Therapist's Session Notes Accidentally Submitted as Novel, Shortlisted for Literary Award
The 400-page document, described by judges as 'an unflinching portrait of the human condition,' is actually anonymized clinical documentation from 2019 to 2024.

A set of anonymized therapy session notes spanning five years has been shortlisted for the National Book Award after being accidentally submitted to a publisher by clinical psychologist Dr. Rachel Narrative, who had intended to send them to a professional archival service.
'I mixed up the email addresses,' Dr. Narrative said. 'I sent five years of session notes to Farrar, Straus and Giroux instead of Iron Mountain Records Management. They called me the next day and said it was the most compelling manuscript they'd read all year.'
The document, titled 'Process Notes: 2019-2024' and now published under the name 'Every Session,' consists of 400 pages of clinical observations, treatment reflections, and thematic analyses of her anonymized caseload.
Reviewers have praised the work's 'unflinching honesty,' 'structural innovation,' and 'deeply humane attention to the small moments that define a life.' The New York Times Book Review called it 'a masterwork of observational prose that reads like fiction but carries the weight of lived experience.'
'It is lived experience,' Dr. Narrative confirmed. 'It's just not my lived experience. It's my patients' lived experience, filtered through my clinical lens and stripped of identifying information. I didn't write a novel. I wrote notes. Good notes, apparently, but notes.'
The ethical implications have been debated within the therapeutic community. All patient information has been thoroughly anonymized, and a review by the practice's ethics board concluded that 'no individual could be identified from the text.' However, several of Dr. Narrative's patients have recognized themselves.

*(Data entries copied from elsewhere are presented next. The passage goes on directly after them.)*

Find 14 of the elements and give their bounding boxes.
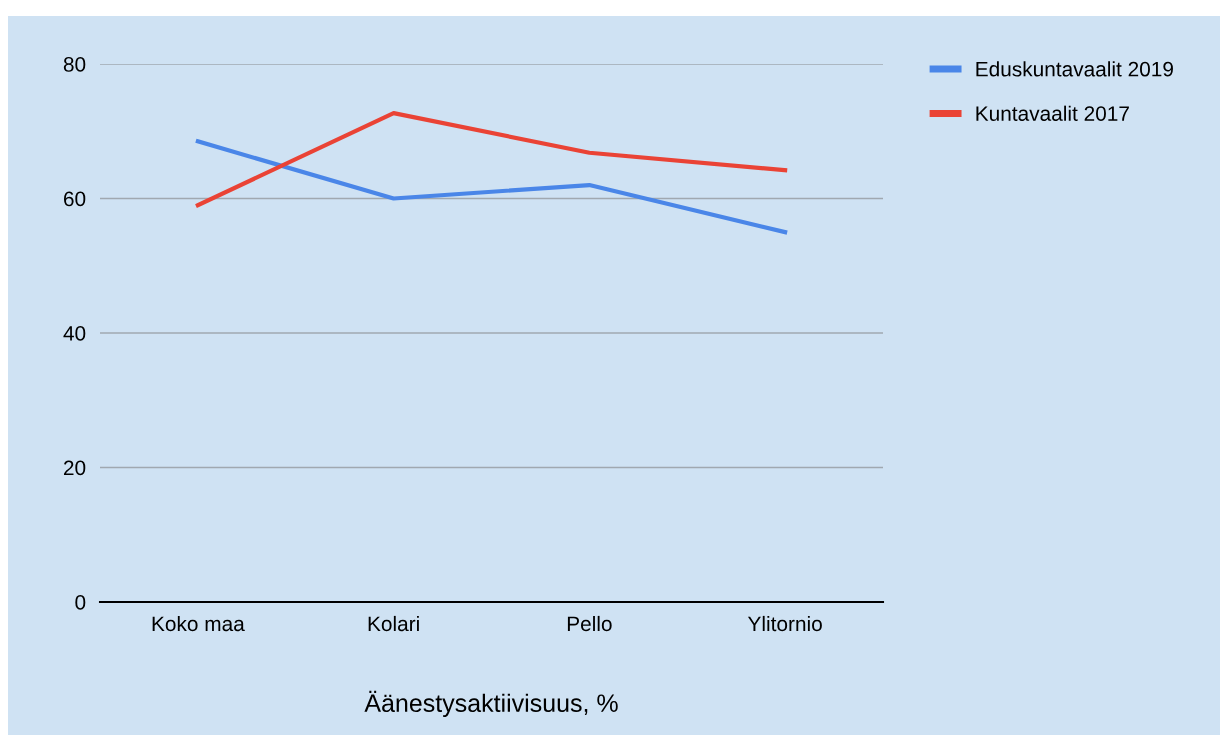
y-tick-label: 40 xyxy=(63,326,86,341)
line-series xyxy=(195,139,788,235)
legend-label: Eduskuntavaalit 2019 xyxy=(976,61,1173,77)
x-tick-label: Pello xyxy=(567,615,612,632)
x-tick-label: Ylitornio xyxy=(747,615,822,632)
y-tick-label: 60 xyxy=(64,191,86,207)
legend-label: Kuntavaalit 2017 xyxy=(976,105,1129,121)
x-tick-label: Koko maa xyxy=(152,615,245,632)
y-tick-label: 20 xyxy=(63,460,86,476)
y-tick-label: 0 xyxy=(75,595,86,610)
y-tick-label: 80 xyxy=(63,57,86,72)
x-tick-label: Kolari xyxy=(368,615,419,632)
line-series xyxy=(195,111,788,208)
x-axis-title: Äänestysaktiivisuus, % xyxy=(364,690,618,717)
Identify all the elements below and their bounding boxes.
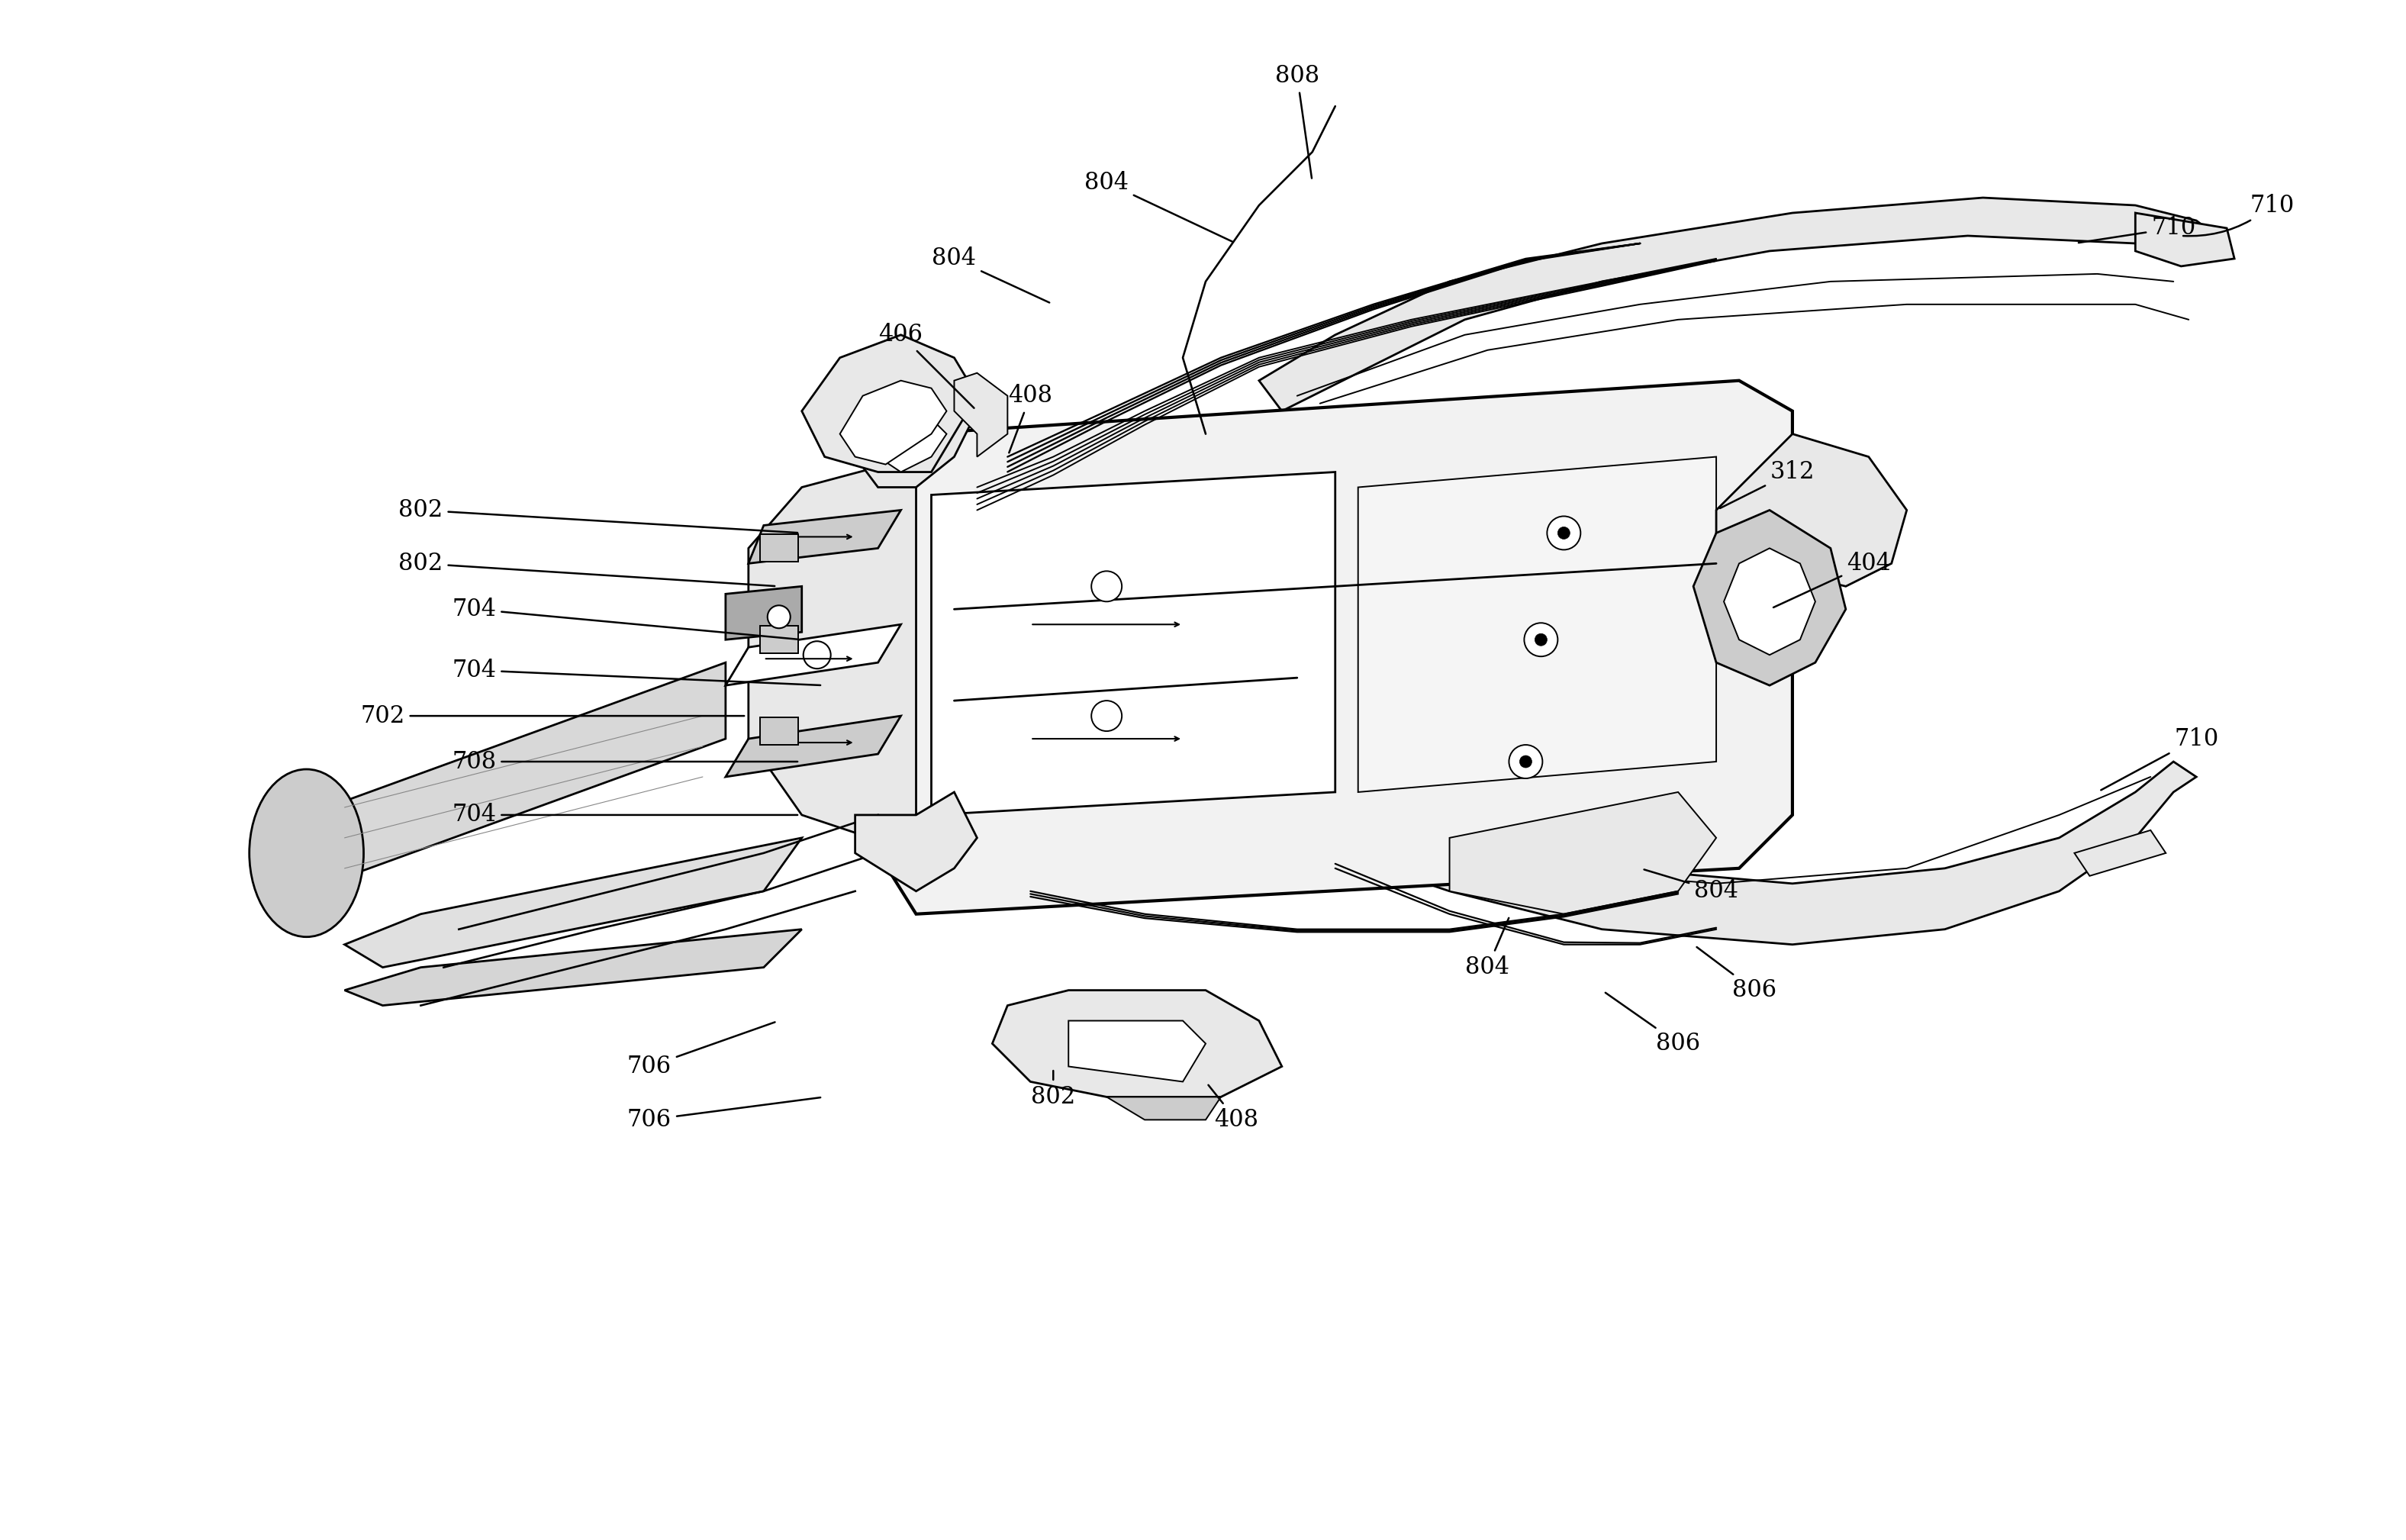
FancyBboxPatch shape — [760, 625, 799, 653]
Text: 706: 706 — [628, 1098, 820, 1132]
Text: 806: 806 — [1605, 993, 1701, 1055]
Text: 408: 408 — [1008, 383, 1051, 453]
Circle shape — [1535, 633, 1547, 645]
Polygon shape — [955, 373, 1008, 457]
Polygon shape — [306, 662, 727, 892]
Polygon shape — [801, 334, 977, 473]
Text: 702: 702 — [361, 704, 743, 728]
Ellipse shape — [250, 770, 363, 936]
Polygon shape — [878, 380, 1792, 915]
Circle shape — [1523, 622, 1557, 656]
Text: 802: 802 — [399, 551, 775, 587]
Circle shape — [804, 641, 830, 668]
Text: 710: 710 — [2182, 194, 2293, 236]
Polygon shape — [748, 510, 900, 564]
Text: 408: 408 — [1208, 1086, 1258, 1132]
Text: 804: 804 — [931, 246, 1049, 302]
Text: 802: 802 — [1032, 1070, 1075, 1109]
Polygon shape — [1723, 548, 1814, 655]
Text: 802: 802 — [399, 499, 796, 533]
Polygon shape — [344, 929, 801, 1006]
Polygon shape — [1694, 510, 1845, 685]
FancyBboxPatch shape — [760, 534, 799, 562]
Polygon shape — [854, 380, 977, 487]
Text: 704: 704 — [452, 658, 820, 685]
Polygon shape — [727, 716, 900, 776]
Text: 312: 312 — [1720, 460, 1814, 508]
Text: 804: 804 — [1465, 918, 1509, 979]
Polygon shape — [878, 419, 946, 473]
Text: 804: 804 — [1085, 171, 1232, 242]
Polygon shape — [840, 380, 946, 465]
Polygon shape — [1107, 1096, 1220, 1120]
Text: 804: 804 — [1643, 870, 1740, 902]
FancyBboxPatch shape — [760, 718, 799, 745]
Text: 706: 706 — [628, 1023, 775, 1078]
Text: 704: 704 — [452, 598, 796, 639]
Polygon shape — [727, 587, 801, 639]
Text: 806: 806 — [1696, 947, 1776, 1003]
Text: 710: 710 — [2100, 727, 2218, 790]
Polygon shape — [2074, 830, 2165, 876]
Circle shape — [1521, 756, 1533, 768]
Circle shape — [1557, 527, 1571, 539]
Polygon shape — [2137, 213, 2235, 266]
Polygon shape — [1258, 197, 2228, 411]
Circle shape — [1092, 701, 1121, 732]
Circle shape — [768, 605, 789, 628]
Text: 704: 704 — [452, 804, 796, 827]
Polygon shape — [1068, 1021, 1205, 1081]
Polygon shape — [748, 457, 917, 853]
Polygon shape — [854, 792, 977, 892]
Circle shape — [1509, 745, 1542, 778]
Polygon shape — [1448, 792, 1715, 915]
Polygon shape — [1357, 457, 1715, 792]
Polygon shape — [931, 473, 1335, 815]
Polygon shape — [727, 624, 900, 685]
Polygon shape — [344, 838, 801, 967]
Polygon shape — [1715, 434, 1906, 587]
Text: 708: 708 — [452, 750, 796, 773]
Circle shape — [1092, 571, 1121, 602]
Text: 406: 406 — [878, 323, 974, 408]
Polygon shape — [1297, 762, 2197, 944]
Text: 404: 404 — [1773, 551, 1891, 607]
Text: 808: 808 — [1275, 65, 1318, 179]
Text: 710: 710 — [2079, 216, 2197, 243]
Circle shape — [1547, 516, 1581, 550]
Polygon shape — [991, 990, 1282, 1096]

'I'm Chapter 7,' said one patient, who asked not to be named. 'She changed my name and my job and my city, but she kept the thing about the avocados. I know it's me because of the avocados.'
Dr. Narrative has donated all royalties to mental health charities and has begun locking her filing cabinet. 'This will not happen again,' she said. 'My next five years of notes are going directly to Iron Mountain. I have triple-checked the email address.'
AI-generated satirical fiction. Not real news.